Qatar, which has recognized the rebels as Libya's legitimate representatives, also plans to help them sell crude on the international market. Yet while there has been talk of using Qatar to market Libya's oil for days, details have remained thin on the ground.
Libya's production relies on joint ventures with foreign companies, like Italy's Eni SpA, that have evacuated employees from the country, and it's unclear how or when Qatar could help restart the country's now-paralyzed energy industry.
Still even the possibility of renewed oil sales from Libya would affect the markets.
While diplomats repeated their appeals for Qaddafi to leave Libya, there were few signs that the international community planned to apply any additional pressure on the Libyan ruler. Diplomats are considering more sanctions on Qaddafi associates to send a clear message to Qaddafi that he cannot attack civilians with impunity, Hague said.
He says the possible sanctions will be pursued in the United Nations and regional organizations, but did not elaborate further.
Britain, Germany, the U.S. and Switzerland have already moved to freeze assets belonging to Qaddafi and the Libyan government.
Hague said he believed the Libyan rebels were genuinely committed to democracy, but still sounded a note of caution.
"I'm sure they are sincere," Hague said, "but we can never be complacent about how events like this could turn out."
In his speech opening the conference, Prime Minister David Cameron said Britain had received reports that Qaddafi was pounding Misrata, the main rebel holdout in the west, with attacks from land and sea, and relentlessly targeting civilians.
"The reason for being here is because the Libyan people cannot reach that future on their own," Cameron said. "We are all here in one united purpose, that is to help the Libyan people in their hour of need."

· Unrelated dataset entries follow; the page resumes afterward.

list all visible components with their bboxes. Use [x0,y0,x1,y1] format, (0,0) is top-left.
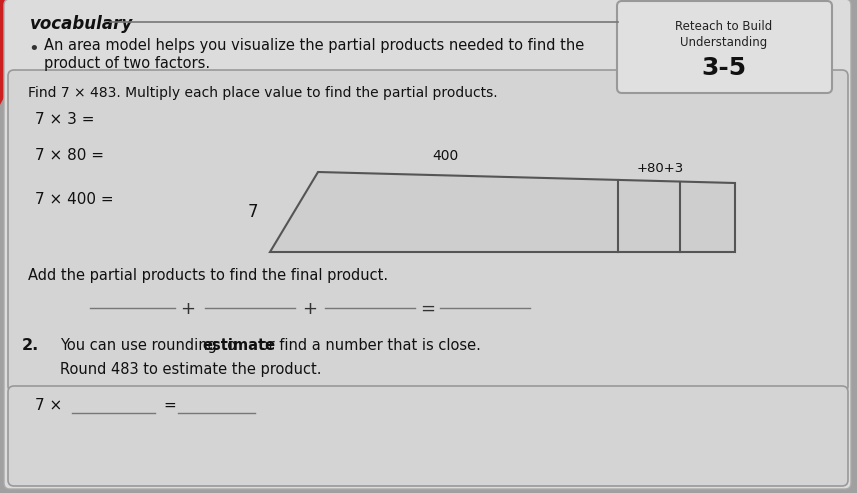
Text: =: = [421,300,435,318]
Text: =: = [163,398,176,413]
FancyBboxPatch shape [4,0,851,489]
Text: product of two factors.: product of two factors. [44,56,210,71]
Text: 7 × 80 =: 7 × 80 = [35,148,104,163]
Text: +80+3: +80+3 [637,162,684,175]
Text: 2.: 2. [22,338,39,353]
Text: Reteach to Build: Reteach to Build [675,20,773,33]
Text: 7 × 3 =: 7 × 3 = [35,112,94,127]
Text: 3-5: 3-5 [701,56,746,80]
Text: 7: 7 [248,203,258,221]
Text: An area model helps you visualize the partial products needed to find the: An area model helps you visualize the pa… [44,38,584,53]
Text: Find 7 × 483. Multiply each place value to find the partial products.: Find 7 × 483. Multiply each place value … [28,86,498,100]
Text: 400: 400 [432,149,458,163]
Polygon shape [270,172,735,252]
Text: vocabulary: vocabulary [30,15,133,33]
Text: 7 ×: 7 × [35,398,63,413]
Text: Round 483 to estimate the product.: Round 483 to estimate the product. [60,362,321,377]
Text: +: + [181,300,195,318]
Text: Understanding: Understanding [680,36,768,49]
Text: estimate: estimate [203,338,276,353]
FancyBboxPatch shape [8,70,848,392]
Text: or find a number that is close.: or find a number that is close. [255,338,481,353]
FancyBboxPatch shape [8,386,848,486]
FancyBboxPatch shape [617,1,832,93]
Text: +: + [303,300,317,318]
Polygon shape [0,0,55,105]
Text: 7 × 400 =: 7 × 400 = [35,192,114,207]
Text: •: • [28,40,39,58]
Text: You can use rounding to: You can use rounding to [60,338,241,353]
Text: Add the partial products to find the final product.: Add the partial products to find the fin… [28,268,388,283]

Clinton opened her remarks to the conference invoking a meeting of international leaders in Paris a week ago.
"Since that meeting, we've prevented a potential massacre, established a no-fly zone, stopped an advancing army, added more partners to this coalition, and transferred command of the military effort to NATO," she said. "That's not bad for a week's work."
Clinton said that the coalition military action will continue until Qaddafi fully complies with U.N. Security Council demands by ending all attacks on civilians, pulling back troops and allowing services and humanitarian assistance to reach all the people of Libya.
Still, Clinton said, "We know that long-term progress in Libya will not be accomplished through military means." She told the conference that countries must work together, using political and diplomatic pressure to isolate the Qaddafi regime and ensure that Libya "belongs not to a dictator, but to its people."
But she warned that change would not be easily won.
"Under different governments, under different circumstances, people are expressing the same basic aspirations: A voice in their government, an end to corruption, freedom from violence and fear, the chance to live in dignity and to make the most of their God-given talents," Clinton said. "These goals are not easily achieved. But they are, without question, worth working for together."